No son pocas las amenazas contra la conservación de las estaciones de arte rupestre en el extremo más occidental de Cuba
La naturaleza supo repartir sus encantos en Pinar del Río, provincia dotada de singulares elevaciones, portentosos valles y exuberante vegetación. Allí, ocultas en los 8 883,74 kilómetros cuadrados del territorio, también descansan alrededor de 32 estaciones de arte rupestre, que atesoran tradiciones, ritos y leyendas de nuestra etapa aborigen y el cimarronaje.
Sin embargo, no son pocas las amenazas que ponen sobre una cuerda floja la conservación de estas manifestaciones pictográficas y, con ello, la posibilidad de estudiar y disfrutar esta importante forma de expresión.
Así lo demuestra un estudio realizado por el Grupo Cubano de Investigaciones de Arte Rupestre (GCIAR), que evaluó el estado de conservación de estos dibujos en 17 estaciones del extremo más occidental de Cuba.
Según informó en exclusiva a JR el coordinador general del GCIAR, Racso Fernández Ortega, el porciento de deterioro en estos sitios es bastante elevado, y solo disminuye en la medida en que aumentan en altitud y se hace más intricado y difícil el acceso. Uno de los principales agravantes —dijo— es la tala indiscriminada de árboles en los alrededores.
«El hecho de deforestar grandes espacios para la producción agrícola, por ejemplo, trae aparejada una mayor incidencia de la luz solar en el interior de las cuevas. Esto propicia la aparición sobre las pictografías de organismos, como hongos y líquenes, que aprovechan la luz para realizar la fotosíntesis», puntualizó Fernández.
De acuerdo con el investigador, la inexistencia de una barrera vegetal también posibilita el desarrollo de panales de avispas y otros insectos, así como la contracción y dilatación de las rocas por los cambios de temperatura, que culminan con la pérdida de la capa de pigmento en los dibujos.

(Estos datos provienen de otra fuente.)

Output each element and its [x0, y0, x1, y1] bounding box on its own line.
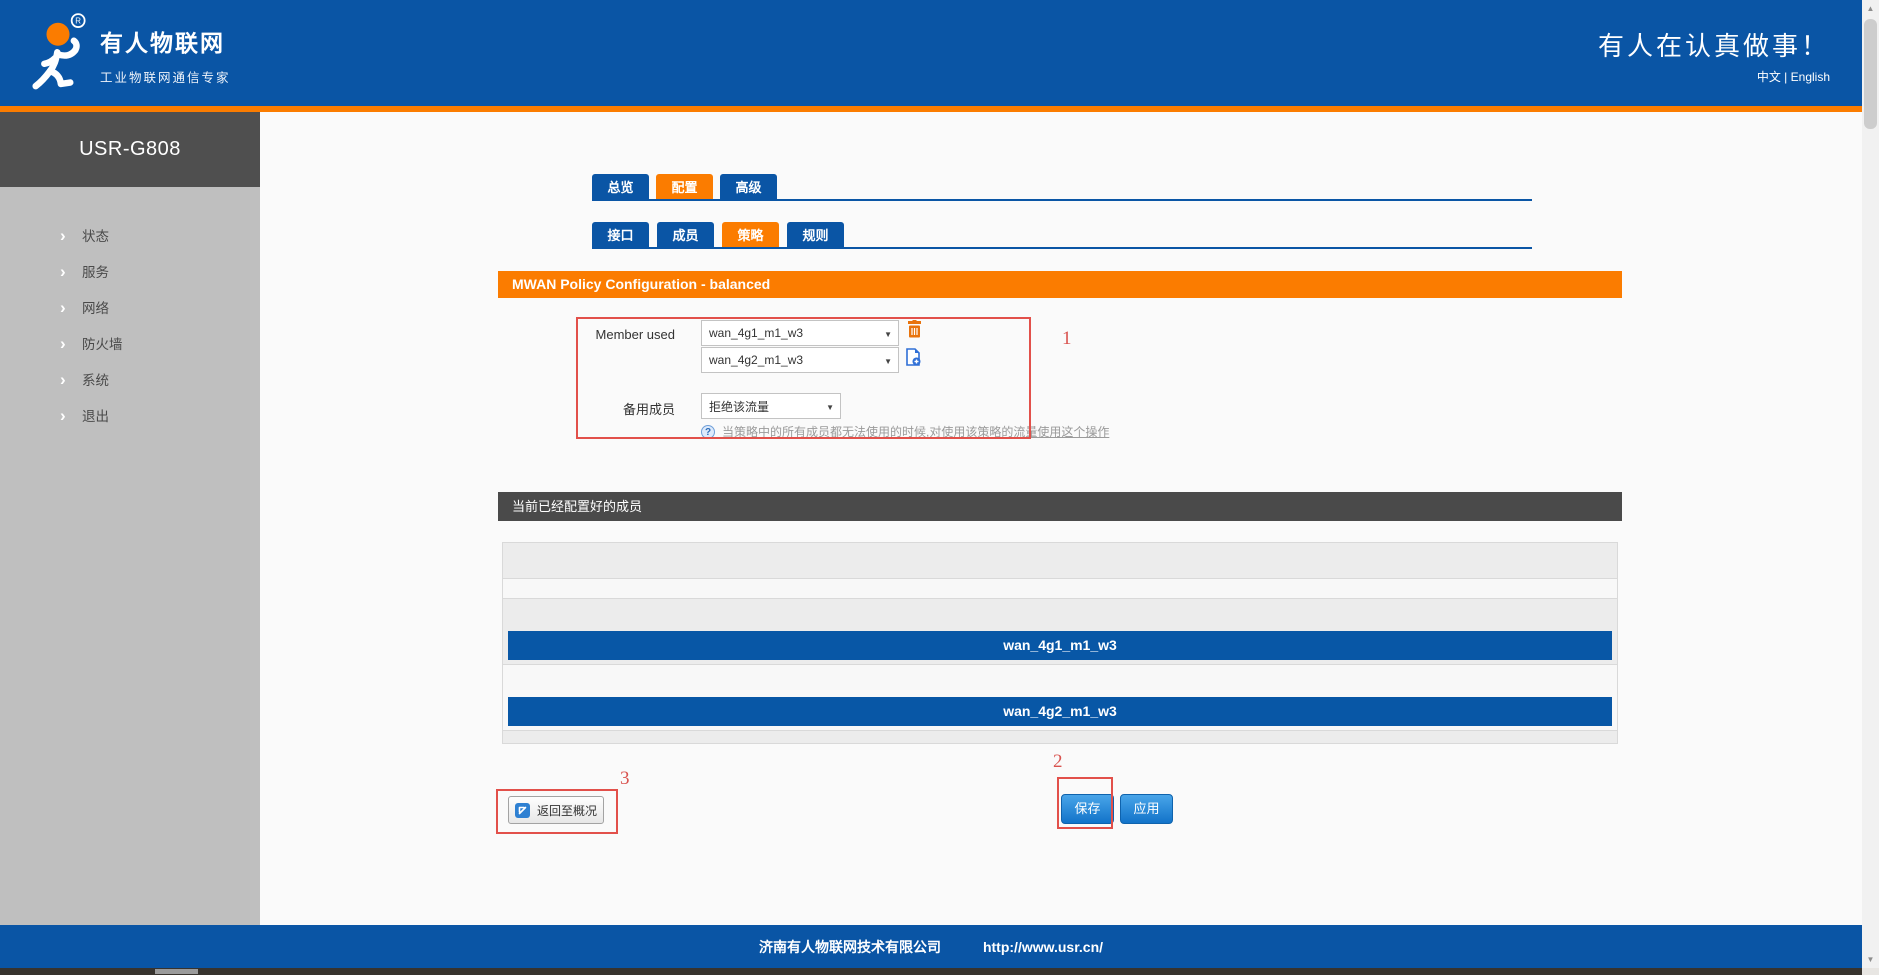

El estudio sugiere, además, que la construcción de carreteras, presas o vaquerías a poca distancia del lugar, es otro agravante del referido problema.
«Una edificación a 50 o 100 metros de la estación supone la emisión de gases contaminantes provenientes de tractores, autos y camiones que se adhieren a las paredes de la cueva, como mismo sucede en la ciudad», explicó Fernández.

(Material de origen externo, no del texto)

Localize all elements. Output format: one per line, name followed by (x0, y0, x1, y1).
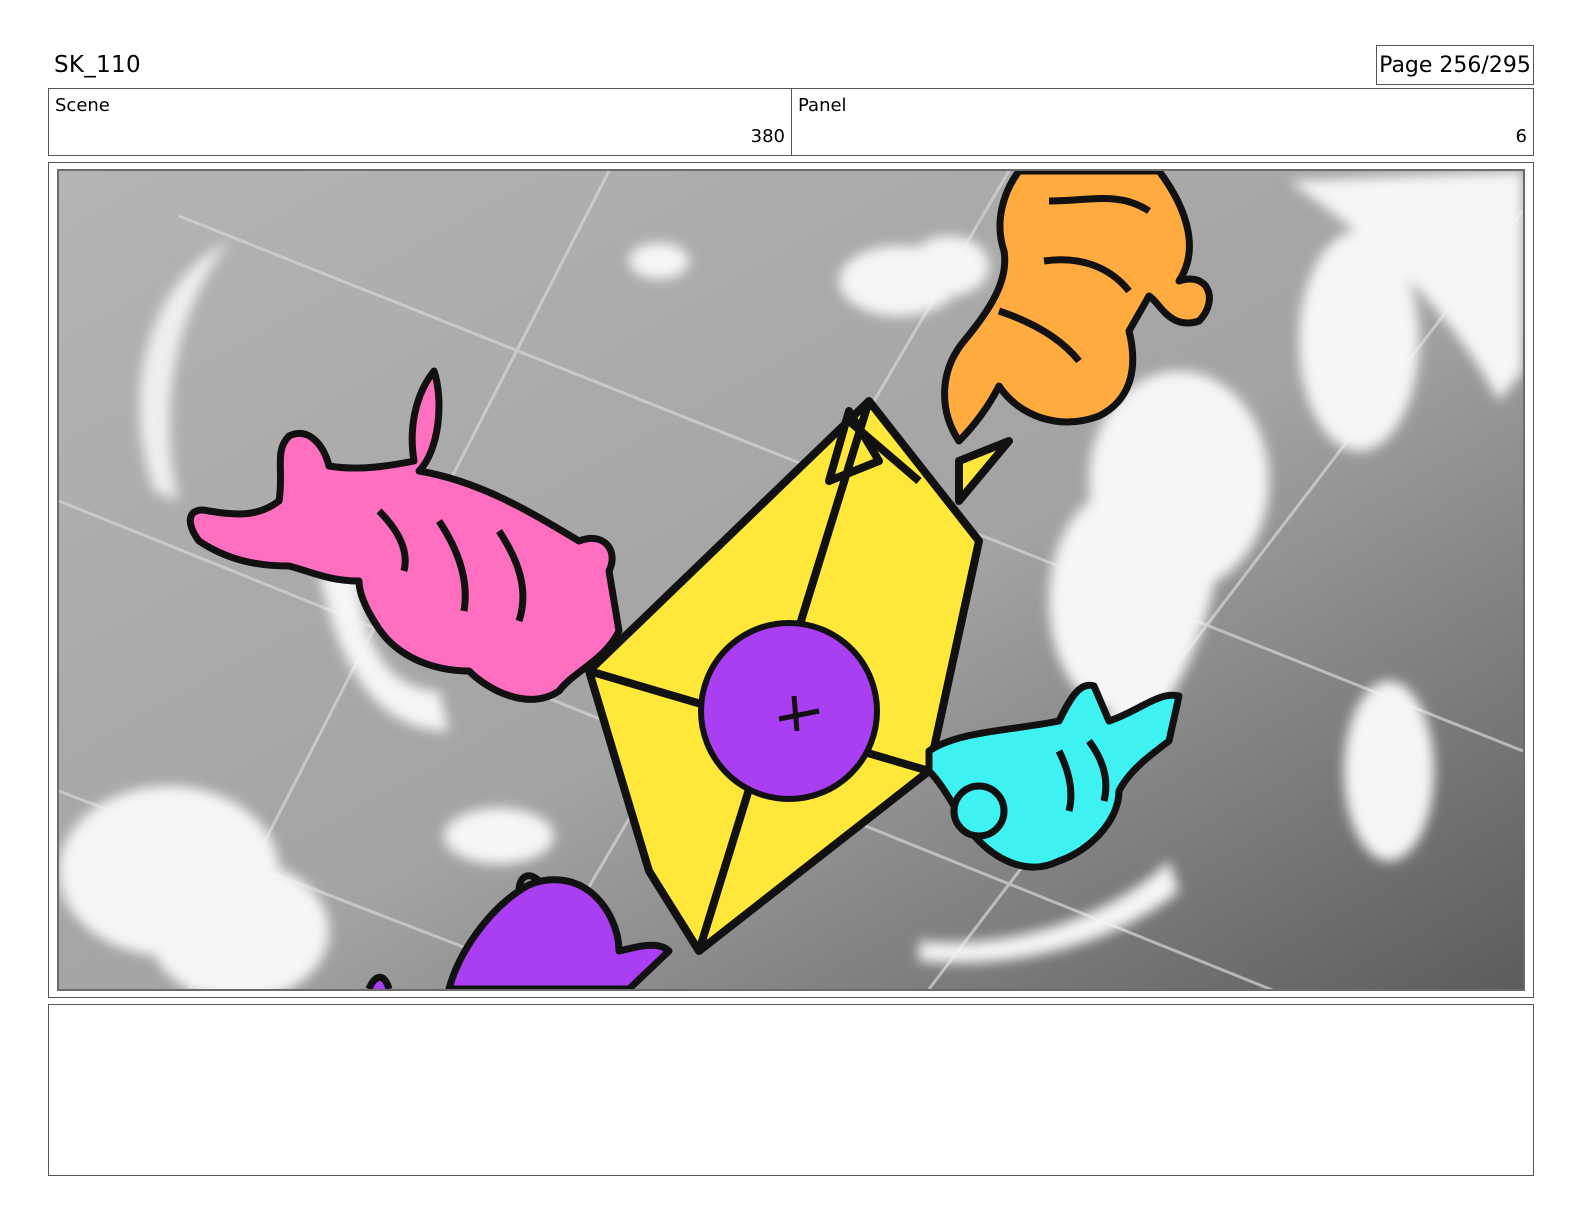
scene-cell: Scene 380 (49, 89, 792, 155)
kite-button (698, 620, 880, 802)
notes-area (48, 1004, 1534, 1176)
page-number: Page 256/295 (1376, 45, 1534, 85)
scene-panel-info: Scene 380 Panel 6 (48, 88, 1534, 156)
scene-label: Scene (55, 95, 110, 116)
panel-frame (48, 162, 1534, 998)
panel-cell: Panel 6 (792, 89, 1533, 155)
sketch-illustration (59, 171, 1523, 989)
panel-number: 6 (1515, 126, 1527, 147)
page-number-label: Page 256/295 (1379, 52, 1531, 78)
storyboard-title: SK_110 (54, 52, 141, 78)
scene-number: 380 (750, 126, 785, 147)
panel-artwork (57, 169, 1525, 991)
panel-label: Panel (798, 95, 847, 116)
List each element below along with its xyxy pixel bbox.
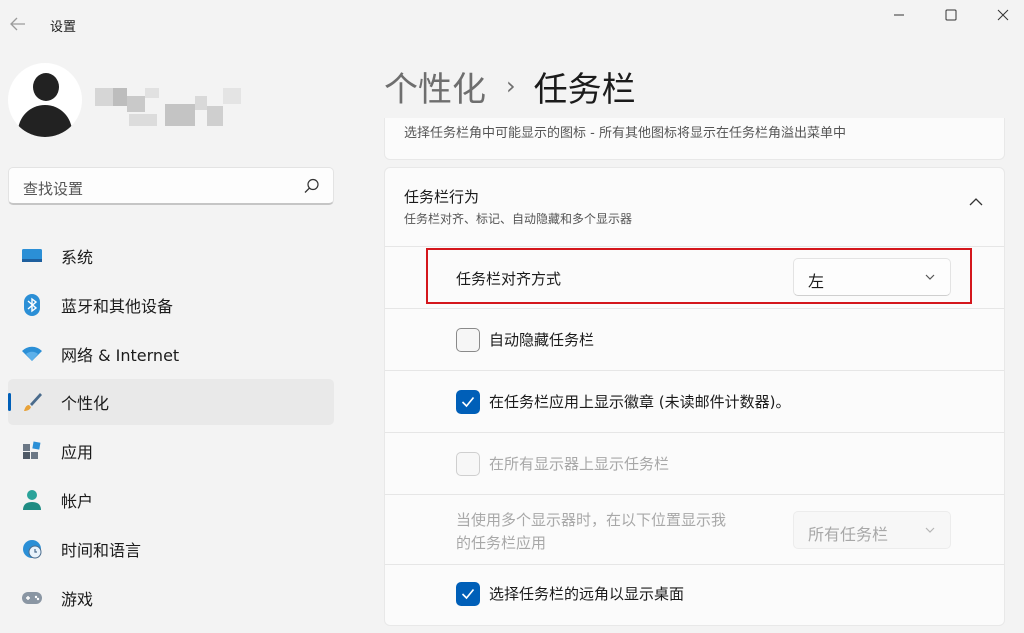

También —subrayó— los campesinos a veces utilizan ese espacio como corrales para el ganado menor. «La orina y las heces de los animales cambian el pH del suelo. Eso, unido a la compactación resultante de las pisadas, modifica cualquier evidencia arqueológica enterrada que pudiera brindar información valiosa sobre quienes hicieron las pictografías, y el sentido que tuvieron para esa población».
Los resultados del estudio señalan como otras amenazas la construcción de fogones y fogatas, que esparcen cenizas y humo, el remarcado con grafito del contorno de las pinturas, retoques de las áreas afectadas con arcilla, así como la creación de concreciones sobre las paredes.
Para enfrentar esta situación —reflexionó Fernández— hay que crear una conciencia en la población sobre la necesidad de proteger y cuidar estos espacios, para que sientan suyo ese patrimonio, como una parte de su identidad.
A juicio del experto, el acopio de conciencia debería comenzar por algunas autoridades locales que a veces no tienen una noción cabal de la necesidad de salvaguardar estos sitios.
Puntualizó que deberían cercarse aquellas estaciones puestas en función del turismo, crear recorridos con impactos mínimos en el área y señalizar debidamente para que las personas conozcan la importancia y las regulaciones para acceder a esos sitios.
«De igual manera debería hacerse una concienzuda evaluación de las inversiones constructivas y tener en consideración la ubicación de estos espacios. A veces la carretera no tiene porqué pasar contigua a la cueva.
«Desplazarla unos 200 o 600 metros generalmente no representa una diferencia sustancial en los gastos y, sin embargo, se protege un recurso único e insustituible, que habla de una época, de una cultura, de nuestros propios orígenes».